Face à elle, les hommes sont tous vêtus de costumes noirs : ce qui est réel ne doit pas être visible. Le baryton sud-africain Jaques Imbrailo (Pelléas), a su rendre la fragilité et la passion tendre du héros tragique. Son jeu est d’une grande justesse et est poussé à son apogée dans le quatrième acte. Ici, avant de mourir, le jeune amoureux, comme tombé dans une folie, expose son amour passionnel pour la mélancolie, le tout accompagné par les accents musicaux bien maîtrisés venant de la fosse. De l’autre côté, c’est la dureté et la violence que la voix, pourtant délicate et colorée du second baryton Leigh Melrose (Golaud) nous fait entendre.

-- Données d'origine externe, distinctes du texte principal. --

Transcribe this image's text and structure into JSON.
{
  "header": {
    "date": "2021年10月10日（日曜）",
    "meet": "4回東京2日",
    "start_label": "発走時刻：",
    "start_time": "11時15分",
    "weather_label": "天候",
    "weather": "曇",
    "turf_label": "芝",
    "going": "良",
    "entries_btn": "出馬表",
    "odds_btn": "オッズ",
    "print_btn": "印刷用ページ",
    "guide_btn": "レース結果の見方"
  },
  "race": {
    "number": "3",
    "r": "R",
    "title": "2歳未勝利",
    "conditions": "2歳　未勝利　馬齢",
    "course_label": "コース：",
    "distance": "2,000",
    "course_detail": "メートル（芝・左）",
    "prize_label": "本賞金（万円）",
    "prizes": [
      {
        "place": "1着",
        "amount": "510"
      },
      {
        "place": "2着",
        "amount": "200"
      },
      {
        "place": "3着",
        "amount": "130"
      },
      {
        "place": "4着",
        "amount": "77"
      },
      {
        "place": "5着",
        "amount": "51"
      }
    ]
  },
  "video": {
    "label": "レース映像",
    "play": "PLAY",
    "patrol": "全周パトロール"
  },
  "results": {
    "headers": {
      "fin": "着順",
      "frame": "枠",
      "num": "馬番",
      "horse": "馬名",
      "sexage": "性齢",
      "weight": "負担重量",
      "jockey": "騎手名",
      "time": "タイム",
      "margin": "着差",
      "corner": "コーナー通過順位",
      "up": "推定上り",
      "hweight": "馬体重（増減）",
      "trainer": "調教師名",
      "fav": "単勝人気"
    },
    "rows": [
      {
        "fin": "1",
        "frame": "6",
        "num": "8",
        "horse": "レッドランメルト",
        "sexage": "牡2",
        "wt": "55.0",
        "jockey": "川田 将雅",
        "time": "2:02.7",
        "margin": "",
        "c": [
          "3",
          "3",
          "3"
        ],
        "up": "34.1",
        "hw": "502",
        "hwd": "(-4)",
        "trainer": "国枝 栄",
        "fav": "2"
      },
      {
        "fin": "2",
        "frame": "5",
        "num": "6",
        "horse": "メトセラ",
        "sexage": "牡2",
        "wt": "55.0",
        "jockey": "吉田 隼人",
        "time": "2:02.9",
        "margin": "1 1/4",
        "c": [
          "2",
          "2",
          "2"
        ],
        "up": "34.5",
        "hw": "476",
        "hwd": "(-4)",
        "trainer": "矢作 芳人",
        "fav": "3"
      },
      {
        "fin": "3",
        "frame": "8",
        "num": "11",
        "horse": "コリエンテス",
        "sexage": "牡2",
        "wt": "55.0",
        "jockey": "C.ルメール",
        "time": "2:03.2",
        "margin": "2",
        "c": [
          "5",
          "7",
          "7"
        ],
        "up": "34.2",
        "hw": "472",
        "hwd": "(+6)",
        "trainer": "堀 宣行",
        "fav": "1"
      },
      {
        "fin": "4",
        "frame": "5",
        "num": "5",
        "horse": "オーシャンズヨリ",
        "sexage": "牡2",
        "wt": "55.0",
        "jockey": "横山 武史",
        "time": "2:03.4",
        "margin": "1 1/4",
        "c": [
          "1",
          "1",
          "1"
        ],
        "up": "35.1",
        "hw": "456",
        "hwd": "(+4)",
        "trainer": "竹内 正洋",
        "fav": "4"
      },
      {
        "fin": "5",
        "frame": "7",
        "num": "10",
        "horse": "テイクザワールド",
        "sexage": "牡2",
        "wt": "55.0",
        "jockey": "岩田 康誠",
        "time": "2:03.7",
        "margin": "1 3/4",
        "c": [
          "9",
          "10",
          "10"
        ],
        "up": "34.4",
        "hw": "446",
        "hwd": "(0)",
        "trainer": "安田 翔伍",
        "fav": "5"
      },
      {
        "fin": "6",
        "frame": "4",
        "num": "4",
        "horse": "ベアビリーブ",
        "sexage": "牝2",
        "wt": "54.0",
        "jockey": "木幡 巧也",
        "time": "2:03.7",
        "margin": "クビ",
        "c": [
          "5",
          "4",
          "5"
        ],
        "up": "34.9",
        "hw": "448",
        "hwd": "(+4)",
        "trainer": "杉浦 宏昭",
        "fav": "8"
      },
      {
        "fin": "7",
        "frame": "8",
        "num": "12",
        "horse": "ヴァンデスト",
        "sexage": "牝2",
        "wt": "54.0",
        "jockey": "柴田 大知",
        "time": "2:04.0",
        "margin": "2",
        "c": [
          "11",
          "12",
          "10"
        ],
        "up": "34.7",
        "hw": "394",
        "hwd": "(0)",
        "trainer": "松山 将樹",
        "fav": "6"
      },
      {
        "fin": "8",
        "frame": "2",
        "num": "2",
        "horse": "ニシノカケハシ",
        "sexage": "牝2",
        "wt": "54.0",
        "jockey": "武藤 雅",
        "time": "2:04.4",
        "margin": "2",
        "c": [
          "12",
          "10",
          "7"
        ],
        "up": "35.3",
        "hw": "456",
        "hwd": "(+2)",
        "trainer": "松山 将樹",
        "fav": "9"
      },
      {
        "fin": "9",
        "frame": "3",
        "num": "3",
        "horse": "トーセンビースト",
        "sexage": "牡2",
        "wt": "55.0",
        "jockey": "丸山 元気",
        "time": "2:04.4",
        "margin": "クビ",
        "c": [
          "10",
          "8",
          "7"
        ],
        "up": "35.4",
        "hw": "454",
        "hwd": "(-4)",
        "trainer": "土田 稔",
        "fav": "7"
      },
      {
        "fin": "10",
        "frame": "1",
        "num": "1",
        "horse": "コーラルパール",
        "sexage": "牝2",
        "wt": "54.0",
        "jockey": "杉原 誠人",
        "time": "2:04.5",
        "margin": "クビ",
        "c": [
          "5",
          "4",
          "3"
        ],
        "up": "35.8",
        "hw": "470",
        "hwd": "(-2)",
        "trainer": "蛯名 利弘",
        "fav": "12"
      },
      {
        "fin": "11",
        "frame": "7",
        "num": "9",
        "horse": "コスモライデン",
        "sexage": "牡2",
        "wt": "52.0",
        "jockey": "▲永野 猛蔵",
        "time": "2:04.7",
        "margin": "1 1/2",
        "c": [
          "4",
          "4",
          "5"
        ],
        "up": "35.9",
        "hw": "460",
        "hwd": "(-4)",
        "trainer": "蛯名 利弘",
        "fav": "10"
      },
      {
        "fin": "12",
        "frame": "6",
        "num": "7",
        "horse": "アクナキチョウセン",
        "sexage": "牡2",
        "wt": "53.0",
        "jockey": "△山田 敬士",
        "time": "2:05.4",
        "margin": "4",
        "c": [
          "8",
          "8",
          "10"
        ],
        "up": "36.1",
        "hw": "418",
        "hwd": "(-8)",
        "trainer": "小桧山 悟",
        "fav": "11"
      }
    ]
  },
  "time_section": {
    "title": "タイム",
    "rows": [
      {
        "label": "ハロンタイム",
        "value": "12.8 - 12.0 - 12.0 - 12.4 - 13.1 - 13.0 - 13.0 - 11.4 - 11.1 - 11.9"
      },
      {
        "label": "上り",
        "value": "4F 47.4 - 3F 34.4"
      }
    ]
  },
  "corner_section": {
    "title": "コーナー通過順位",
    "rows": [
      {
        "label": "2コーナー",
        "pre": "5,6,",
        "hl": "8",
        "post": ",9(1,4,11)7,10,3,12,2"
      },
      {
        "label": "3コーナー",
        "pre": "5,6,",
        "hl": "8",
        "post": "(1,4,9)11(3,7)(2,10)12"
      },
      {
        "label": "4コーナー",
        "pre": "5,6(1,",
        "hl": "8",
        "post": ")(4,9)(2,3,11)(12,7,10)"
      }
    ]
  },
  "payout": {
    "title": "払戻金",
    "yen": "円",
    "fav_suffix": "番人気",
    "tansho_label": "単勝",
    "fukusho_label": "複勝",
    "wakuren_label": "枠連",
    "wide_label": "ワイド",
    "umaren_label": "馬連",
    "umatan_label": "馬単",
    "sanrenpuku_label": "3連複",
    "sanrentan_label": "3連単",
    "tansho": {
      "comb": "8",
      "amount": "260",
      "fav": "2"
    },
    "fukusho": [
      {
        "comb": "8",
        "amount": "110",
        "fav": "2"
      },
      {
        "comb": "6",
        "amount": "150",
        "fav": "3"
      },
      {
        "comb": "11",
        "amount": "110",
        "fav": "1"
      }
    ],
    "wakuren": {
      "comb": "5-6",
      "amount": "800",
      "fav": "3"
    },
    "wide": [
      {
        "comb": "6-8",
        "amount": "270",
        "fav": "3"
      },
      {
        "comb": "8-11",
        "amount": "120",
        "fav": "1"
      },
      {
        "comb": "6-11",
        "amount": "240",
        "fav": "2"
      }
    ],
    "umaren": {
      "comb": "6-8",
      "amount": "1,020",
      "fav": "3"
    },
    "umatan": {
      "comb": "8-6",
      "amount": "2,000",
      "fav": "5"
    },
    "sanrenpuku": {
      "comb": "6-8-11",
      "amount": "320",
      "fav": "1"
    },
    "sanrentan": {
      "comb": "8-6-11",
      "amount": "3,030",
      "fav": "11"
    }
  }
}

En proie à sa folle jalousie, le chanteur présente pourtant un Golaud avec une certaine humanité, sombrant peu à peu dans un désespoir et une grande souffrance visible dans la scène finale.
C’est dans la simplicité et la pureté du décor, de la mise en scène et de la chorégraphie que Damien Jalet et Sidi Larbi Cherkaoui avec Marina Abramović magnifient l’œuvre du compositeur français. Pari osé, puisque l’opéra peut vite devenir ennuyeux, les trois artistes réussissent à montrer l’immontrable dans une poésie corporelle, visuelle et saisissante.